In the short-term roller coaster that has been the grain markets in recent months, last week once again saw us with a volatile market.
As predicted, the U.S. Department of Agriculture gave us the same tired numbers in the supply and demand report Feb. 16, resulting in lower prices briefly, before the traders blew it off.
Then, Feb. 18 and Feb. 19, USDA gave us numbers from their outlook conference that encouraged the market. The result was a low after the report of $5.381⁄2 March futures, after the high of $5.741⁄2 Feb. 11 .
After traders digested the report, we finished back up at $5.521⁄2 for the day, up $131⁄2 for the day. Quite a bounce!
We put in a high at $5.551⁄2 Feb. 19 after the outlook reports. After being lower Feb. 22, we were, as this was written Feb. 23, at $5.541⁄4, up over three cents on the day so far.
At issue last week was the carryout projections we were looking for from the USDA. The last month’s estimate was that at the end of the marketing year, Aug. 31, we would have 1.55 billion bushels left over.
This is a little tight, but comfortable, with one billion being tight. Although traders thought that number should be much lower, even at 1.25 billion, USDA only lowered it to 1.5 billion bushels. The outlook estimate actually increased the carryout to 1.552 again, but other numbers have traders more positive to the market.
The export estimate was increased slightly, to 2.650 billion bushels, up from 2.6. Traders continue to expect that to be very low compared to the reality that we have already committed to most of the exports estimated for the year.
Increased domestic usage
The USDA expects our domestic usage to increase, taking up the slack in the 15.150 billion bushels of production they expect, up from 14.182 this year. USDA expects this production from an increase to 92 million acres of corn, with an average yield of 179.5 bpa, one better than last year. Those acres would be an increase from 89.7 million planted last year.
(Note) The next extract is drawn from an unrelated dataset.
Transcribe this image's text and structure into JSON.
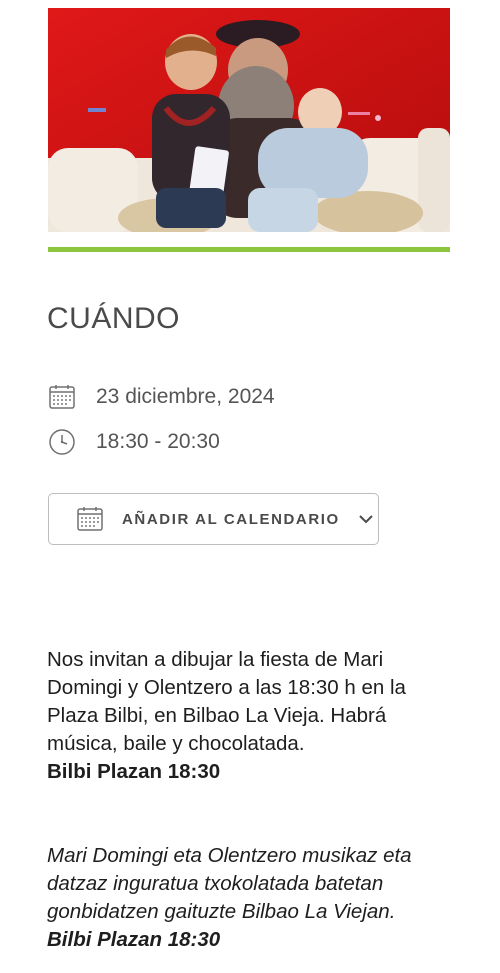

There are reasons to believe that the acres are a little high, and that would mean a significantly lower production and correspondingly lower carryout.
The result of these things on the market for the week was a gain in March corn futures of four cents, and a gain in the new crop December futures of 11 cents. We have not got back to the contract high of $5.741⁄2 March, but the rally is intact.
A bigger net gain was seen in the new crop soybeans. The March futures were up just five and a quarter cents, but the November contract was up a whopping 231⁄4 cents. We ended up with a carryout of 145 million bushels for the 2021-2022 year, which is still very tight, fueling the new crop futures rally. We expect to end this year with only 120 million bushels, which is even tighter.
The USDA expects 90 million acres to be planted, which is a million below a lot of private estimates. This means were are very tight in supply this year, with the anticipation of needing exports to process this summer.
Without more acres, we remain tight next year. This means the rally is likely not over in new beans.
Remember, the tug-of-war to get corn and bean acres is historically dramatic. We need 91 million of each, and that is more than we have ever planted before. They have to come from somewhere.